There is probably more street credibiity to be had these days in knocking St Tropez, crowded harbour or otherwise.
It often takes an age to get there by car (although on Saturday, so many people were on the French motorways, stuck in the blackest chassé-croisé of the season, that it was a doddle until the evening).
And if you do not care for those boutiques, or recoil from the cost of their wares, a walk around the little streets of the town, and the Place des Lices, does not need to detain you very long.
Knowing that Sarah Ferguson was there at more or less the same time, and that you might even have bumped into Cindy Crawford, Tom Cruise and Katie Holmes, isn't the same as getting an invite to Puff Daddy's birthday party.
Nor do I recall rubbing shoulders with St Trop's more famous residents - Brigitte Bardot, for example, or (from just along the road at Gassin) Johnny Depp and Vanessa Paradis - when picking up a couple of sea bass for the barbecue at Géant.
But I have always been quite fond of the place, exploring those narrow lanes and climbing the hill to the cliffs behind the port.

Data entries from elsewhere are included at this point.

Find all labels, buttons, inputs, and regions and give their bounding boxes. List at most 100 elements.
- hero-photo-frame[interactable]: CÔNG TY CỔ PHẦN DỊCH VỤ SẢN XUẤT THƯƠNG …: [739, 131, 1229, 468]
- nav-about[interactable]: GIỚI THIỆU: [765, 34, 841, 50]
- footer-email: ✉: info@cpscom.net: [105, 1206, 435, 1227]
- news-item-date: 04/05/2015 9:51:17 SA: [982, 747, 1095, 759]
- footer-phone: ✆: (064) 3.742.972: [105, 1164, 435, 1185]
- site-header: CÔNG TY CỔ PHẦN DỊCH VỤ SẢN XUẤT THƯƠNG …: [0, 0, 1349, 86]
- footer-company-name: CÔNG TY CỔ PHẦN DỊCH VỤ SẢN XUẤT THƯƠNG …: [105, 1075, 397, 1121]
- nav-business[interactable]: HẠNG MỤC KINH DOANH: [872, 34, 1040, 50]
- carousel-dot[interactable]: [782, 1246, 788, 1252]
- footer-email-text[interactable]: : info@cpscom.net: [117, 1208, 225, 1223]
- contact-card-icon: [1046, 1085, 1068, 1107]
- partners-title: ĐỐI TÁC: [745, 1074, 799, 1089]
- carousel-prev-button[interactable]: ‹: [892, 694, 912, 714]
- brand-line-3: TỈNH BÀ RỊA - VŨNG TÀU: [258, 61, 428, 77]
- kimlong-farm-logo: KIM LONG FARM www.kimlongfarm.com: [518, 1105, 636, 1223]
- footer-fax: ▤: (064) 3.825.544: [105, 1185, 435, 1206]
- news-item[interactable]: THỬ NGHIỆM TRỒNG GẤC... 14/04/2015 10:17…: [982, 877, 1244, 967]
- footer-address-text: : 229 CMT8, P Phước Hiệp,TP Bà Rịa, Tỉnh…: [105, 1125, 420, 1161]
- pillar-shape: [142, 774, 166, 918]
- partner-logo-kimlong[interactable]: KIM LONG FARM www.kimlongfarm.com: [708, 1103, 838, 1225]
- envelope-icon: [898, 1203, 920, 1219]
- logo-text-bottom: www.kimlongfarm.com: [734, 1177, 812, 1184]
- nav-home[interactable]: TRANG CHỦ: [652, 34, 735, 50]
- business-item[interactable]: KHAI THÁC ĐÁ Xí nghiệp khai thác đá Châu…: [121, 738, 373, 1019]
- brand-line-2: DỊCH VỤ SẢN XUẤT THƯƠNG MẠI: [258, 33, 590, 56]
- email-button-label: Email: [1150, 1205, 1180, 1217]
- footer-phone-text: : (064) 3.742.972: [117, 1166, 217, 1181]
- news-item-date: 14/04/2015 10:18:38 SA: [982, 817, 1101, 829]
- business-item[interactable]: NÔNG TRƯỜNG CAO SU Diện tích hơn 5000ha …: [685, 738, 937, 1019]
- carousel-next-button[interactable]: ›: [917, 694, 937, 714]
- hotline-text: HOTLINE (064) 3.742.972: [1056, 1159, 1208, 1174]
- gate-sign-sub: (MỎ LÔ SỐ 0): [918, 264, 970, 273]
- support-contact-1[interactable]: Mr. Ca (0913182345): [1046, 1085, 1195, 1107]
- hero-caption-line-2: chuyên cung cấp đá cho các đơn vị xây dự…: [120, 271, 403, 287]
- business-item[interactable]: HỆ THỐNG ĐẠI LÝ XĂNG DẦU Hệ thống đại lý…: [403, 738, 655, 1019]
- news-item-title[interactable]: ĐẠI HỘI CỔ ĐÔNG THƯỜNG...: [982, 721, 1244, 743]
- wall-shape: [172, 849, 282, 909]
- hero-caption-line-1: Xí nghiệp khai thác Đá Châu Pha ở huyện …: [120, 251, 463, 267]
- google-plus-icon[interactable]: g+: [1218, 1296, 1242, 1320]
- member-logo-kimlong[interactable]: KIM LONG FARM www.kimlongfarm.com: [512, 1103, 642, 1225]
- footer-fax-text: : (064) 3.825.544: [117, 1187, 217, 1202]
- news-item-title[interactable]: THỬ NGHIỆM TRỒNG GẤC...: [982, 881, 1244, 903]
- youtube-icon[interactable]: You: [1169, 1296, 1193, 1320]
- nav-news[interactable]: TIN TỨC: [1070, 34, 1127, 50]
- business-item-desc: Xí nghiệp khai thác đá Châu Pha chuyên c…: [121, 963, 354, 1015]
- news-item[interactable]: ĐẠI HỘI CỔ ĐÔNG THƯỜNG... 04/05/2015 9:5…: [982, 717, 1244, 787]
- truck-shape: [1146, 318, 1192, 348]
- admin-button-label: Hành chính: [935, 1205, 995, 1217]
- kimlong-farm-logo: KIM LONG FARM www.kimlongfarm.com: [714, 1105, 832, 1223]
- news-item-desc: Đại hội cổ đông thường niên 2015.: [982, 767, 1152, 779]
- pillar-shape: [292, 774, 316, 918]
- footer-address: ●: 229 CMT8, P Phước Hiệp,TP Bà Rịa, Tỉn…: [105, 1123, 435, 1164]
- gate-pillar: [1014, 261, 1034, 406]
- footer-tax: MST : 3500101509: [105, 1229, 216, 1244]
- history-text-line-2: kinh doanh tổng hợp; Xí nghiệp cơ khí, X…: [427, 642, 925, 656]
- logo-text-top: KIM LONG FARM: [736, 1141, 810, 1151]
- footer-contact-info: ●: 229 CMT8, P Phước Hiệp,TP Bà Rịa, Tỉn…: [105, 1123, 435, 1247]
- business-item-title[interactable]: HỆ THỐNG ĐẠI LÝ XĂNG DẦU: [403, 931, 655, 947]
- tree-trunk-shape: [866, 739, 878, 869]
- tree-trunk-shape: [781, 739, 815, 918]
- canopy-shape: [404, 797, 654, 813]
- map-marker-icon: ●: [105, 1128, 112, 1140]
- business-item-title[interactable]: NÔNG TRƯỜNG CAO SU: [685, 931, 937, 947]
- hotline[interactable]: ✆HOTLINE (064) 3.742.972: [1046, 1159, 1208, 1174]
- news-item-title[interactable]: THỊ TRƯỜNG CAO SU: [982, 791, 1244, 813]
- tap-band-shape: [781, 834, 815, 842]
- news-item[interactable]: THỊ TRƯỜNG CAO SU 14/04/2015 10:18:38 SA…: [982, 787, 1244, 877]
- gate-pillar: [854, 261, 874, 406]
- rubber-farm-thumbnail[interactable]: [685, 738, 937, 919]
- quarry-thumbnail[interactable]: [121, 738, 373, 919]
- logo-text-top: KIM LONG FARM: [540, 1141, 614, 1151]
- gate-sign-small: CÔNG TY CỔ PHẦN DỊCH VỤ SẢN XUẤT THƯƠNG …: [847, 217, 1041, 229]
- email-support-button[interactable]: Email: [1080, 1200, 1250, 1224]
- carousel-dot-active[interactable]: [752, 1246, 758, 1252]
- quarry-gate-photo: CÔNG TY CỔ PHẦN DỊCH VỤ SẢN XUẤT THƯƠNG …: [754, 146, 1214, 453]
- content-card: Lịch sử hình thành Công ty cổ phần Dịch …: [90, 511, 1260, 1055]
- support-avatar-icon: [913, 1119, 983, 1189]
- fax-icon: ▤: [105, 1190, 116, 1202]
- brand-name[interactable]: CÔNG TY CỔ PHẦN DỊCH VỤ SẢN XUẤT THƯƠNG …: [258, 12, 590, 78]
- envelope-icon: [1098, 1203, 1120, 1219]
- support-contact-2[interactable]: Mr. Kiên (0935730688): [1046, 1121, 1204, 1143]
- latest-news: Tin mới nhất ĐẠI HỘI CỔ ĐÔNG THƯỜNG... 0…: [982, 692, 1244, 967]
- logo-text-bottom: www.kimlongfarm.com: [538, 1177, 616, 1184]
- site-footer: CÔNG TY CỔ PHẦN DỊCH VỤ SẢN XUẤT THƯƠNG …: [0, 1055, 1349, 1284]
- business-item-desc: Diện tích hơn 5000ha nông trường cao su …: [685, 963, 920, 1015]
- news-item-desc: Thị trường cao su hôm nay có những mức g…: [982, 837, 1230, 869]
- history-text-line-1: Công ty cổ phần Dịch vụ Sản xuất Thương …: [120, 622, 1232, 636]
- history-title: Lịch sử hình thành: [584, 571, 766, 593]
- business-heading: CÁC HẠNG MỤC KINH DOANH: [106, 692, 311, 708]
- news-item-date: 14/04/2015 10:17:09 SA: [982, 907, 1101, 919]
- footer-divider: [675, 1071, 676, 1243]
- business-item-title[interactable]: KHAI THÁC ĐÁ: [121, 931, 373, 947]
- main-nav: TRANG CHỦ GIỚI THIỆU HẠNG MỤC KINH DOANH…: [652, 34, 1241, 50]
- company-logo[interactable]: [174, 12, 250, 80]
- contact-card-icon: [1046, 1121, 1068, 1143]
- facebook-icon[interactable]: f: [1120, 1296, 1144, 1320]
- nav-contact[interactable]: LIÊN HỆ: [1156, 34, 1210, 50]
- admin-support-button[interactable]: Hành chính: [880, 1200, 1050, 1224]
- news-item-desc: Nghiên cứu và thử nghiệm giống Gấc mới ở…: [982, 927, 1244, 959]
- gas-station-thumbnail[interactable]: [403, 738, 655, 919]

St Trop cannot help being pretty, popular and a magnet for the rich and renowned.

Others will doubtless find those giant ocean-going yachts a delight to see, their occupants providing material for intriguing gessing games. And quaysides equal boats, after all.
But this grumpy old Varois-by-adoption would jump for joy if only the mairie could order the larger ones to be confined to the bay, congested as even that is beginning to look. With the quayside slots reserved exclusively for small craft, St Trop would regain all of its former charm.